En el espejo retrovisor derecho de mi coche vive una araña. Todas las mañanas quito la tela tejida de noche y reaparece mágicamente.
A veces me pregunto qué come. Si le compensa el derroche proteico. No importa que llueva, nieve o luzca el sol. Ni los kilómetros recorridos, ni las turbulencias aerodinámicas, sean frías de invierno o cálidas y veraniegas. No importan los chorros a presión de agua jabonosa de los lavados, ni los repliegues y despliegues en los aparcamientos estrechos.

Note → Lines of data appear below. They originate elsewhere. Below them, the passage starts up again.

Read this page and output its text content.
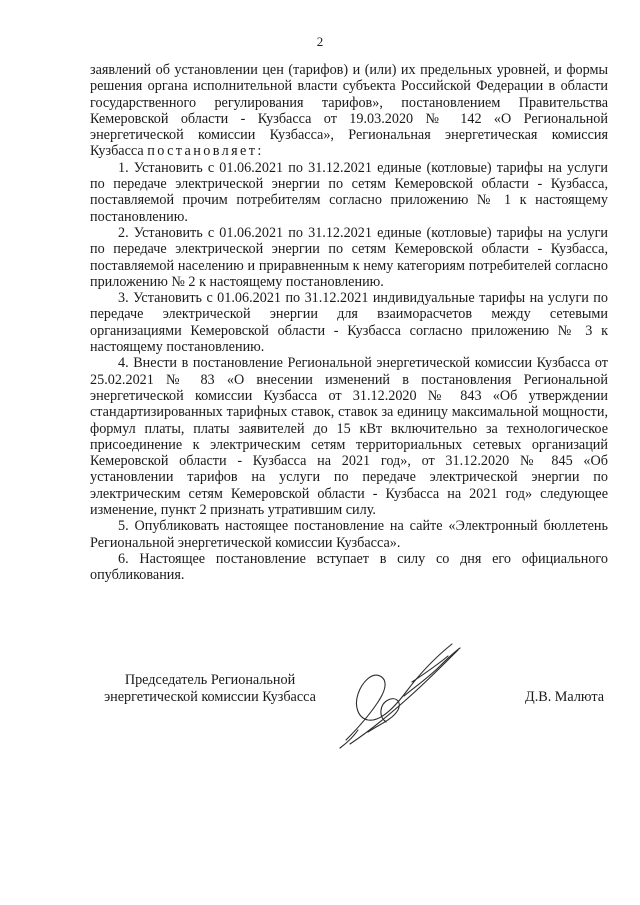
2

заявлений об установлении цен (тарифов) и (или) их предельных уровней, и формы решения органа исполнительной власти субъекта Российской Федерации в области государственного регулирования тарифов», постановлением Правительства Кемеровской области - Кузбасса от 19.03.2020 № 142 «О Региональной энергетической комиссии Кузбасса», Региональная энергетическая комиссия Кузбасса постановляет:

1. Установить с 01.06.2021 по 31.12.2021 единые (котловые) тарифы на услуги по передаче электрической энергии по сетям Кемеровской области - Кузбасса, поставляемой прочим потребителям согласно приложению № 1 к настоящему постановлению.

2. Установить с 01.06.2021 по 31.12.2021 единые (котловые) тарифы на услуги по передаче электрической энергии по сетям Кемеровской области - Кузбасса, поставляемой населению и приравненным к нему категориям потребителей согласно приложению № 2 к настоящему постановлению.

3. Установить с 01.06.2021 по 31.12.2021 индивидуальные тарифы на услуги по передаче электрической энергии для взаиморасчетов между сетевыми организациями Кемеровской области - Кузбасса согласно приложению № 3 к настоящему постановлению.

4. Внести в постановление Региональной энергетической комиссии Кузбасса от 25.02.2021 № 83 «О внесении изменений в постановления Региональной энергетической комиссии Кузбасса от 31.12.2020 № 843 «Об утверждении стандартизированных тарифных ставок, ставок за единицу максимальной мощности, формул платы, платы заявителей до 15 кВт включительно за технологическое присоединение к электрическим сетям территориальных сетевых организаций Кемеровской области - Кузбасса на 2021 год», от 31.12.2020 № 845 «Об установлении тарифов на услуги по передаче электрической энергии по электрическим сетям Кемеровской области - Кузбасса на 2021 год» следующее изменение, пункт 2 признать утратившим силу.

5. Опубликовать настоящее постановление на сайте «Электронный бюллетень Региональной энергетической комиссии Кузбасса».

6. Настоящее постановление вступает в силу со дня его официального опубликования.

Председатель Региональной
энергетической комиссии Кузбасса	Д.В. Малюта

Hasta hoy no la había visto nunca, solo era un pasivo seguidor, admirador o detractor, según el momento, de su obra. Por fin nos conocimos. Lo primero que pensé fue en Spiderman y en sus superaventuras. Pero me parecieron insípidas payasadas comparadas con el épico día a día del pequeño arácnido pardo que se enfrenta al mundo automóvil desde detrás del espejo. Entonces me imaginé a Alicia atravesando azogues y divagando en imaginarios universos maravillosos. Y me perdí entre vapores aromáticos: ¿Cómo me verá a mí? ¿Seré una deidad omnipresente? ¿O seré un fenómeno meteorológico, una fuerza de la naturaleza? O no seré nada, porque su interpretación del mundo prescinde e ignora mi existencia.

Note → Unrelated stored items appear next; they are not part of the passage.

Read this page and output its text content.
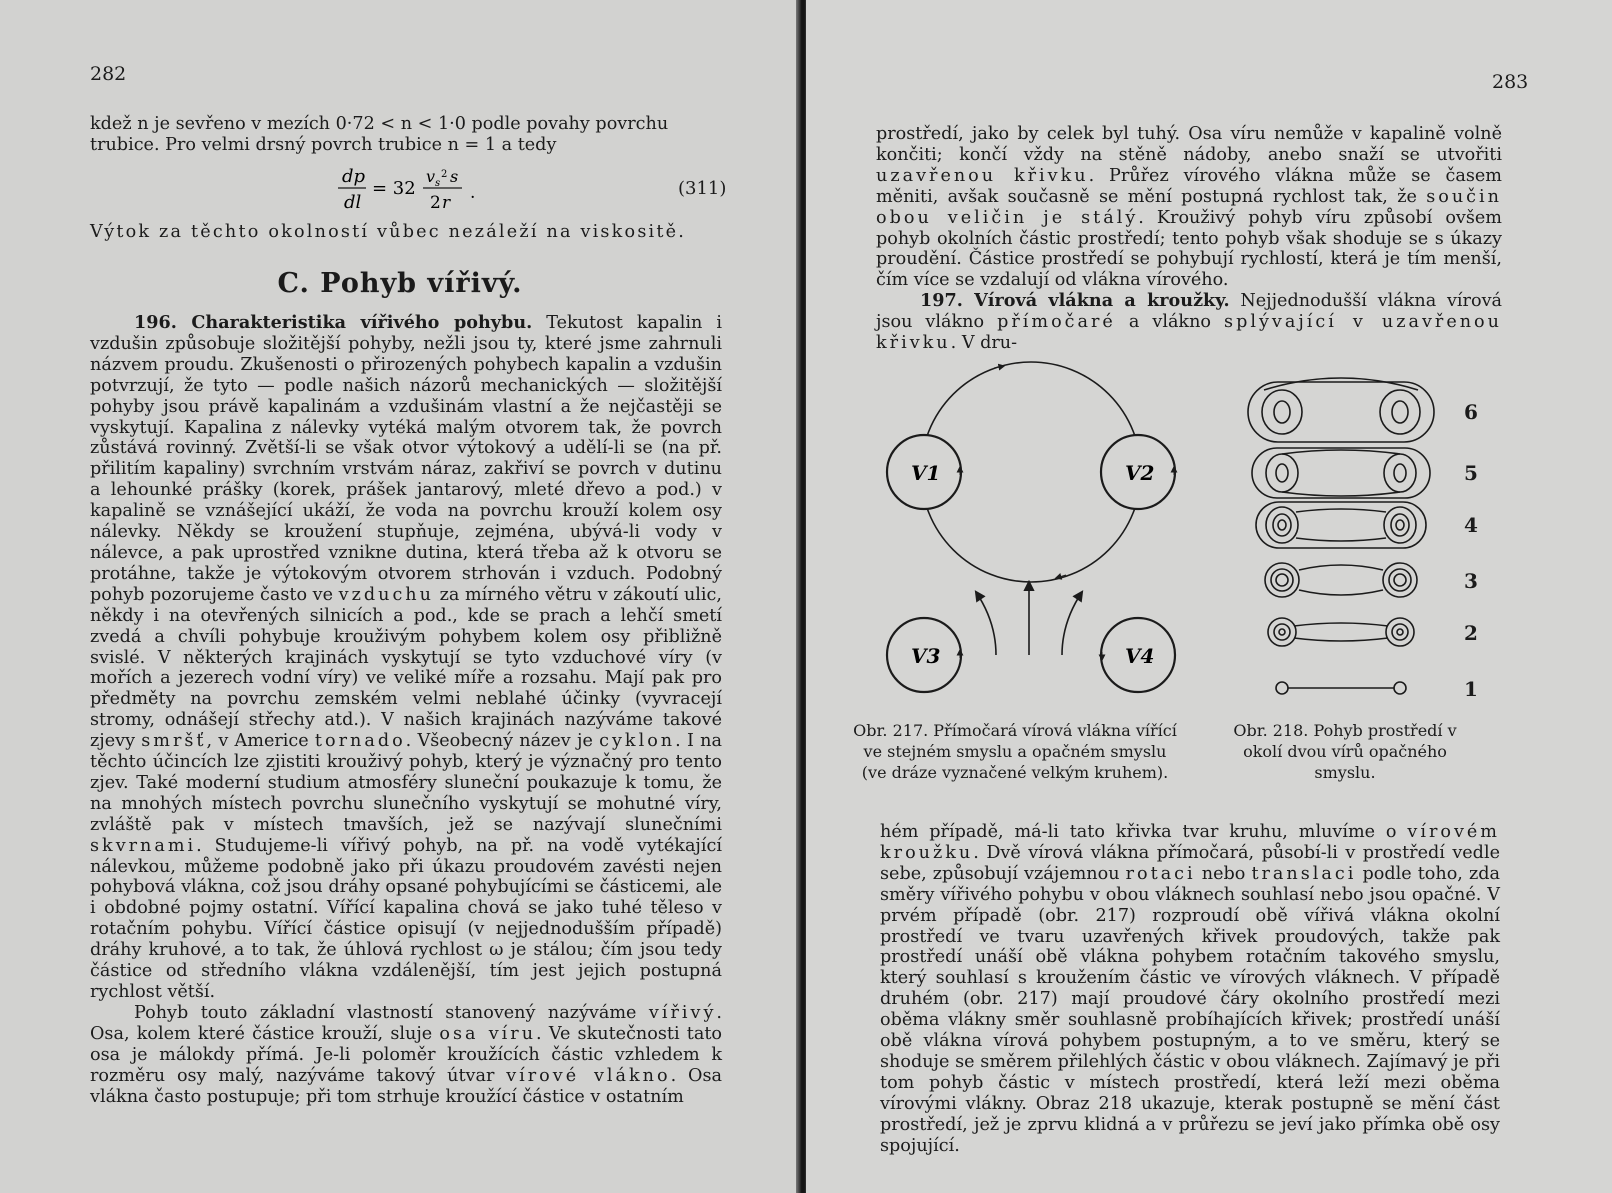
282

kdež n je sevřeno v mezích 0·72 < n < 1·0 podle povahy povrchu

trubice. Pro velmi drsný povrch trubice n = 1 a tedy

dp
dl
= 32
v s
2 s
2 r .	(311)
Výtok za těchto okolností vůbec nezáleží na viskositě.
C. Pohyb vířivý.

196. Charakteristika vířivého pohybu. Tekutost kapalin i vzdušin způsobuje složitější pohyby, nežli jsou ty, které jsme zahrnuli názvem proudu. Zkušenosti o přirozených pohybech kapalin a vzdušin potvrzují, že tyto — podle našich názorů mechanických — složitější pohyby jsou právě kapalinám a vzdušinám vlastní a že nejčastěji se vyskytují. Kapalina z nálevky vytéká malým otvorem tak, že povrch zůstává rovinný. Zvětší-li se však otvor výtokový a udělí-li se (na př. přilitím kapaliny) svrchním vrstvám náraz, zakřiví se povrch v dutinu a lehounké prášky (korek, prášek jantarový, mleté dřevo a pod.) v kapalině se vznášející ukáží, že voda na povrchu krouží kolem osy nálevky. Někdy se kroužení stupňuje, zejména, ubývá-li vody v nálevce, a pak uprostřed vznikne dutina, která třeba až k otvoru se protáhne, takže je výtokovým otvorem strhován i vzduch. Podobný pohyb pozorujeme často ve vzduchu za mírného větru v zákoutí ulic, někdy i na otevřených silnicích a pod., kde se prach a lehčí smetí zvedá a chvíli pohybuje krouživým pohybem kolem osy přibližně svislé. V některých krajinách vyskytují se tyto vzduchové víry (v mořích a jezerech vodní víry) ve veliké míře a rozsahu. Mají pak pro předměty na povrchu zemském velmi neblahé účinky (vyvracejí stromy, odnášejí střechy atd.). V našich krajinách nazýváme takové zjevy smršť, v Americe tornado. Všeobecný název je cyklon. I na těchto účincích lze zjistiti krouživý pohyb, který je význačný pro tento zjev. Také moderní studium atmosféry sluneční poukazuje k tomu, že na mnohých místech povrchu slunečního vyskytují se mohutné víry, zvláště pak v místech tmavších, jež se nazývají slunečními skvrnami. Studujeme-li vířivý pohyb, na př. na vodě vytékající nálevkou, můžeme podobně jako při úkazu proudovém zavésti nejen pohybová vlákna, což jsou dráhy opsané pohybujícími se částicemi, ale i obdobné pojmy ostatní. Vířící kapalina chová se jako tuhé těleso v rotačním pohybu. Vířící částice opisují (v nejjednodušším případě) dráhy kruhové, a to tak, že úhlová rychlost ω je stálou; čím jsou tedy částice od středního vlákna vzdálenější, tím jest jejich postupná rychlost větší.

Pohyb touto základní vlastností stanovený nazýváme vířivý. Osa, kolem které částice krouží, sluje osa víru. Ve skutečnosti tato osa je málokdy přímá. Je-li poloměr kroužících částic vzhledem k rozměru osy malý, nazýváme takový útvar vírové vlákno. Osa vlákna často postupuje; při tom strhuje kroužící částice v ostatním

283

prostředí, jako by celek byl tuhý. Osa víru nemůže v kapalině volně končiti; končí vždy na stěně nádoby, anebo snaží se utvořiti uzavřenou křivku. Průřez vírového vlákna může se časem měniti, avšak současně se mění postupná rychlost tak, že součin obou veličin je stálý. Krouživý pohyb víru způsobí ovšem pohyb okolních částic prostředí; tento pohyb však shoduje se s úkazy proudění. Částice prostředí se pohybují rychlostí, která je tím menší, čím více se vzdalují od vlákna vírového.

197. Vírová vlákna a kroužky. Nejjednodušší vlákna vírová jsou vlákno přímočaré a vlákno splývající v uzavřenou křivku. V dru-

V1	V2
V3	V4
Obr. 217. Přímočará vírová vlákna vířící ve stejném smyslu a opačném smyslu (ve dráze vyznačené velkým kruhem).
6
5
4
3
2
1
Obr. 218. Pohyb prostředí v okolí dvou vírů opačného smyslu.

hém případě, má-li tato křivka tvar kruhu, mluvíme o vírovém kroužku. Dvě vírová vlákna přímočará, působí-li v prostředí vedle sebe, způsobují vzájemnou rotaci nebo translaci podle toho, zda směry vířivého pohybu v obou vláknech souhlasí nebo jsou opačné. V prvém případě (obr. 217) rozproudí obě vířivá vlákna okolní prostředí ve tvaru uzavřených křivek proudových, takže pak prostředí unáší obě vlákna pohybem rotačním takového smyslu, který souhlasí s kroužením částic ve vírových vláknech. V případě druhém (obr. 217) mají proudové čáry okolního prostředí mezi oběma vlákny směr souhlasně probíhajících křivek; prostředí unáší obě vlákna vírová pohybem postupným, a to ve směru, který se shoduje se směrem přilehlých částic v obou vláknech. Zajímavý je při tom pohyb částic v místech prostředí, která leží mezi oběma vírovými vlákny. Obraz 218 ukazuje, kterak postupně se mění část prostředí, jež je zprvu klidná a v průřezu se jeví jako přímka obě osy spojující.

Sin embargo, aún me creo su dios, porque puedo terminar con su existir cuando quiera. Lo que no sé es que ella no lo sabe. Un dios inútil. Irrelevante.

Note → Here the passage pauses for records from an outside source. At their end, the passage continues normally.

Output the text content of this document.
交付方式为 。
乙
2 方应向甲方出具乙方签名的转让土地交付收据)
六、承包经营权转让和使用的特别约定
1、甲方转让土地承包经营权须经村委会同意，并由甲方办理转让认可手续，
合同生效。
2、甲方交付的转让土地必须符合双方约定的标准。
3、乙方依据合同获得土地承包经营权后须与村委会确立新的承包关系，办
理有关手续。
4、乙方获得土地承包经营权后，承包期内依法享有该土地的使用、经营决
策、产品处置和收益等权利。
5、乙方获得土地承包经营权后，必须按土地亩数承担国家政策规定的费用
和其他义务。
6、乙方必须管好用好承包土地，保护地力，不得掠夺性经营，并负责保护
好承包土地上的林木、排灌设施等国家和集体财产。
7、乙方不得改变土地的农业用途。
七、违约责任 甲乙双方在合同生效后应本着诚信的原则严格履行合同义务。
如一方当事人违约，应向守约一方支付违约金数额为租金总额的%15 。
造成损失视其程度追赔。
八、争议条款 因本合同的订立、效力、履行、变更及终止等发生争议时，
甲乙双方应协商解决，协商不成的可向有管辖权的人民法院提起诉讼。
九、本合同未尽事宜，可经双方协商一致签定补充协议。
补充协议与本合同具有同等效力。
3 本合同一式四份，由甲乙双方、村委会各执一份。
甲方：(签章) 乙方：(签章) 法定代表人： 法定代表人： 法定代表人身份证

La divinidad solo existe desde un punto de vista, el propio divino. Adivino de buen vino. Hilador de trampas invisibles.
Soy una sombra, un humo, una nube. Soy cotidiano, en su visión de las cosas.
Tejemos telarañas de cristal alrededor de espejos retrovisores, y nos vemos guapos en ellos.
Sé que estáis esperando una frase final del tipo: «La aplasté con el dedo índice dictador de conductas». Pues no; le sonreí. Me pareció que me miraron ocho pares de ojos indiferentes, y siguió a lo suyo. Que no es poco.